On Monday, Senator Rick Scott, Republican of Florida, speaking of the World Health Organisation, said on Fox News that the “WHO should be held accountable for helping Communist China lie about the coronavirus”.

Last week, Senator Marco Rubio, also a Florida Republican, released a statement condemning the “WHO’s current leadership, who have regularly demonstrated their servility to the Chinese Communist Party”.

Steinberg noted that Trump had pulled back from some of his more strident anti-China rhetoric, especially his use of “Chinese virus” to describe the coronavirus– a sign, Steingberg said, that some in his administration are inclined to be more cooperative with Beijing in trying to halt the pandemic.

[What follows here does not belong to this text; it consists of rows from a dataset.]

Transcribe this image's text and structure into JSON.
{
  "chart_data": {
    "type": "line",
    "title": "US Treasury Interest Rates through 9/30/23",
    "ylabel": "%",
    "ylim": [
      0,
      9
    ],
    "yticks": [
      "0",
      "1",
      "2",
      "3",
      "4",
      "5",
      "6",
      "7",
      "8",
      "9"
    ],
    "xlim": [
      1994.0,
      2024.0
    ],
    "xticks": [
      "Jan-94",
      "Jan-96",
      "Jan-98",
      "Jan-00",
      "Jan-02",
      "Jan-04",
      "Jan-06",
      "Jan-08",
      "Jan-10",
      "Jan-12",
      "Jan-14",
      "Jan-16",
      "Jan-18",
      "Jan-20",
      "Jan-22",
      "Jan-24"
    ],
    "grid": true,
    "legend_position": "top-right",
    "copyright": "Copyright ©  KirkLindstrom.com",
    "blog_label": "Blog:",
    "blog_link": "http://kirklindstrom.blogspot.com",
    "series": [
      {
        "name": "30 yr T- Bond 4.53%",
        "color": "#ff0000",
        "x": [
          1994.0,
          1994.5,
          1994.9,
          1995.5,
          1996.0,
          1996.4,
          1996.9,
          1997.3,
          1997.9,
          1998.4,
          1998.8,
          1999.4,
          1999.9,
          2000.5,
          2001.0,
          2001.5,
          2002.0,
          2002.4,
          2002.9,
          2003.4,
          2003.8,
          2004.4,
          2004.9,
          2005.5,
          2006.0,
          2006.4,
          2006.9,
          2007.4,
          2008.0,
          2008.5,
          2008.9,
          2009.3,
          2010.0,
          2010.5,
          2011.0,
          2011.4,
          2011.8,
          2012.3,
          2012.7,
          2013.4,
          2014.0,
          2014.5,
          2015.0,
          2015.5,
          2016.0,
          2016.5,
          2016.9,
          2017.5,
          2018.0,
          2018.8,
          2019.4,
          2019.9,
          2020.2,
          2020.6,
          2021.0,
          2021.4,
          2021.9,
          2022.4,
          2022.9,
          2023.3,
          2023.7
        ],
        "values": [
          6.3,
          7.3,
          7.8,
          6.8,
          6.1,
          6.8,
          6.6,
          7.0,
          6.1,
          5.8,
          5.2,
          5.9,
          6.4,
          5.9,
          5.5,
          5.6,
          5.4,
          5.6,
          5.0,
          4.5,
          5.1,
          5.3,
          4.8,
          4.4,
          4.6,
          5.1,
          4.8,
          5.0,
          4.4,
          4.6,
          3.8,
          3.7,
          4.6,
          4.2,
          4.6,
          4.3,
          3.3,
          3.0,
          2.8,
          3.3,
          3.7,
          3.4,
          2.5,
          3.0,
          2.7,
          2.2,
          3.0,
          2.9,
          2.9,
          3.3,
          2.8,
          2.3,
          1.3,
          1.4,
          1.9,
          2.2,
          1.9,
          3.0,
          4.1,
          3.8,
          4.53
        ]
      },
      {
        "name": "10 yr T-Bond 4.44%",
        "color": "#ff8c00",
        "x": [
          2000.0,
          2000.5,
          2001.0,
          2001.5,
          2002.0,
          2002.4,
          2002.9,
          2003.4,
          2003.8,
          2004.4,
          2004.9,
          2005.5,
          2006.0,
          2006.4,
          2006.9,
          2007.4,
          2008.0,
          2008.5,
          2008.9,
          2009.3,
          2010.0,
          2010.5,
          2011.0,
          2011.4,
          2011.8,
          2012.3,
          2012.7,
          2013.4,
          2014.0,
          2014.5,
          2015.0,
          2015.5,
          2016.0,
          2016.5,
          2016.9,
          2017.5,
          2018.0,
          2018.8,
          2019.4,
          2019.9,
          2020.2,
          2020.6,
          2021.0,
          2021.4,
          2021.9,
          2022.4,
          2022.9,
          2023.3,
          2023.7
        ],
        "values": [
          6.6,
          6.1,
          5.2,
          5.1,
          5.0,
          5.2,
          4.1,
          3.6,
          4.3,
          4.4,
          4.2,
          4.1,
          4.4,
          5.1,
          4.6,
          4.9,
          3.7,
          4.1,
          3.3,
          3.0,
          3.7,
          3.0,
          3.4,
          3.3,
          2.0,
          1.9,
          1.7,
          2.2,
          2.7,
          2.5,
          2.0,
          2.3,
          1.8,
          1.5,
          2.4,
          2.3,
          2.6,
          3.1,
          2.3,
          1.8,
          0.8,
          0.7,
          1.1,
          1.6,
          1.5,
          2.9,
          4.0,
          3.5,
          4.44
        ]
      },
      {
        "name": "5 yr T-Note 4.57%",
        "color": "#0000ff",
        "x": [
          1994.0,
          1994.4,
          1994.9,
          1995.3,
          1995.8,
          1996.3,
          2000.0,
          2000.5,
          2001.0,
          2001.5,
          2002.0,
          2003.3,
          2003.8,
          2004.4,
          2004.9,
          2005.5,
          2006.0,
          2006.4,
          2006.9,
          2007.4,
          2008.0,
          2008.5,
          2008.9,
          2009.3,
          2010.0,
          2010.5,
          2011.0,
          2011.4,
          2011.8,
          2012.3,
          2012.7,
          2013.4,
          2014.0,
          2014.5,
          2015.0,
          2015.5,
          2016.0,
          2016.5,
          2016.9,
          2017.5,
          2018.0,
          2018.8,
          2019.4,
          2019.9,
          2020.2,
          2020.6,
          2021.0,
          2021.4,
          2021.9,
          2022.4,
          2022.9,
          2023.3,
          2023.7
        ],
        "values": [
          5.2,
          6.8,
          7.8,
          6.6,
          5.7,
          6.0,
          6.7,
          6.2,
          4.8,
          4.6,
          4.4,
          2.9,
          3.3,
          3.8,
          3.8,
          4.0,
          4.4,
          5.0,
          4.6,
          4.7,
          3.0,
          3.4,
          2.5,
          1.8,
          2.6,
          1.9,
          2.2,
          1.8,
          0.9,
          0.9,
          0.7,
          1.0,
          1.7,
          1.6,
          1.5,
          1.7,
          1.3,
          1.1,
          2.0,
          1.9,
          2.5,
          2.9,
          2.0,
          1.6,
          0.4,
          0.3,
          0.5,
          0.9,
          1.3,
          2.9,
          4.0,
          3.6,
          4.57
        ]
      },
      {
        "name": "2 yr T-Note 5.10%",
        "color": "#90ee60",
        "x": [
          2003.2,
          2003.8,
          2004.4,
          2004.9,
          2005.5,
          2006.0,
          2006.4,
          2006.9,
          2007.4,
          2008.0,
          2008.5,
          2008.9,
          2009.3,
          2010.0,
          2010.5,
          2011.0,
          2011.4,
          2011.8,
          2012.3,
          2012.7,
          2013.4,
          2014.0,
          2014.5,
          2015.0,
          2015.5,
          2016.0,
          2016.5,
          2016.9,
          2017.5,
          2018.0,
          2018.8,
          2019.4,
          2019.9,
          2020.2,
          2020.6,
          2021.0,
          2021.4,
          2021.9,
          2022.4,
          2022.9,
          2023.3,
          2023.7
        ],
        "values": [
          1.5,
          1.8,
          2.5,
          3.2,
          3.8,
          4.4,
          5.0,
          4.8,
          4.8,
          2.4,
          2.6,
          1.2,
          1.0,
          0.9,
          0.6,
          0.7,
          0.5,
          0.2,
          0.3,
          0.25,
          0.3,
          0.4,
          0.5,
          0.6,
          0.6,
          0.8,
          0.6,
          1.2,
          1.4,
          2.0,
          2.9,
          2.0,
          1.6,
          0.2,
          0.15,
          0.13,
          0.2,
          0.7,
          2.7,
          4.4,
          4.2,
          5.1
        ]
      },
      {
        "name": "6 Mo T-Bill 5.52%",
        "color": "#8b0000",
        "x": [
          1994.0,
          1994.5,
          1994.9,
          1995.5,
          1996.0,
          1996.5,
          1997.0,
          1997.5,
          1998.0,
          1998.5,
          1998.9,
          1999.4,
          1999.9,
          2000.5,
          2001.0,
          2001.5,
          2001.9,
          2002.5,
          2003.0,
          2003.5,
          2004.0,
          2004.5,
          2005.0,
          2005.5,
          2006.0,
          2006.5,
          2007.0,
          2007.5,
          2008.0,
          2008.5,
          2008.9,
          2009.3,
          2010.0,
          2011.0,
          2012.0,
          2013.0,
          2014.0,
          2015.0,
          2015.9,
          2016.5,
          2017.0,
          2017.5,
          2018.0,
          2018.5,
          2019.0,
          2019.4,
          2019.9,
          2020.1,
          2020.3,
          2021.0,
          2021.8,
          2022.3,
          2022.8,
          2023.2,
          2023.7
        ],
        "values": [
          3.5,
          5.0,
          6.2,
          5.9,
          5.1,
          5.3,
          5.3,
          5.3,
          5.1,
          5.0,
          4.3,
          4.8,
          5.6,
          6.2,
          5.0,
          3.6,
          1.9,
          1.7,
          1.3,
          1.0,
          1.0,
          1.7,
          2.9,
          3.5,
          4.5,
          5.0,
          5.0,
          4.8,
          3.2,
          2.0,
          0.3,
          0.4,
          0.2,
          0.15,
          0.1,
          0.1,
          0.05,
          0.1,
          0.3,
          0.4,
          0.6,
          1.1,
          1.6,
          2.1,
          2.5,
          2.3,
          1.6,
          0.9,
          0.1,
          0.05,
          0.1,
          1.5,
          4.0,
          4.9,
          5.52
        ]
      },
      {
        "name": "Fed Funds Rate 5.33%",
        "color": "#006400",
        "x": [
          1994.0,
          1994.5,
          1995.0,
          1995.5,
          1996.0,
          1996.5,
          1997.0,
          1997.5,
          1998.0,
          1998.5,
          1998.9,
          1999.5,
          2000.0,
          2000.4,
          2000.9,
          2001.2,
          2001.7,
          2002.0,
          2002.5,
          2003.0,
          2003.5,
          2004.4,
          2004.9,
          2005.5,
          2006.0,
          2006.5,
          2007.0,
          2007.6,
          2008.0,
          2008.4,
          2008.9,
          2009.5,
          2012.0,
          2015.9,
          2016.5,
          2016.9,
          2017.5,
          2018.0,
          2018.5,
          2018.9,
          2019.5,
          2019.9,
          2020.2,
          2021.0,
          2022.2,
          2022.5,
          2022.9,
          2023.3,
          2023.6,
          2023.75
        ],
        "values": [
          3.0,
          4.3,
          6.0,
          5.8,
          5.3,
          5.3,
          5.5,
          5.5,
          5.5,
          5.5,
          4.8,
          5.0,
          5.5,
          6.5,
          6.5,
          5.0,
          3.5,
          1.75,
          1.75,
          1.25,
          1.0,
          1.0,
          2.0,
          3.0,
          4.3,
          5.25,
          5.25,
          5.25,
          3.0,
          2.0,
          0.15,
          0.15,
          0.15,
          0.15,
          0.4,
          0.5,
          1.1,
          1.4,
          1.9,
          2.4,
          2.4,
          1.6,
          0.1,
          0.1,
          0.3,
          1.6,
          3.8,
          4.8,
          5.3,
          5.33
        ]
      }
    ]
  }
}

Steinberg said that Trump’s more recent positive tone towards Xi showed the influence of the less dogmatic officials in his orbit, including Treasury Secretary Stephen Mnuchin and Trump’s son-in-law and special adviser Jared Kushner.

“To the extent there are different views in the administration,” Steinberg said, “the seriousness of this crisis allows you to move off some of the ideological posturing to a much more realistic understanding that we have a shared fate here”.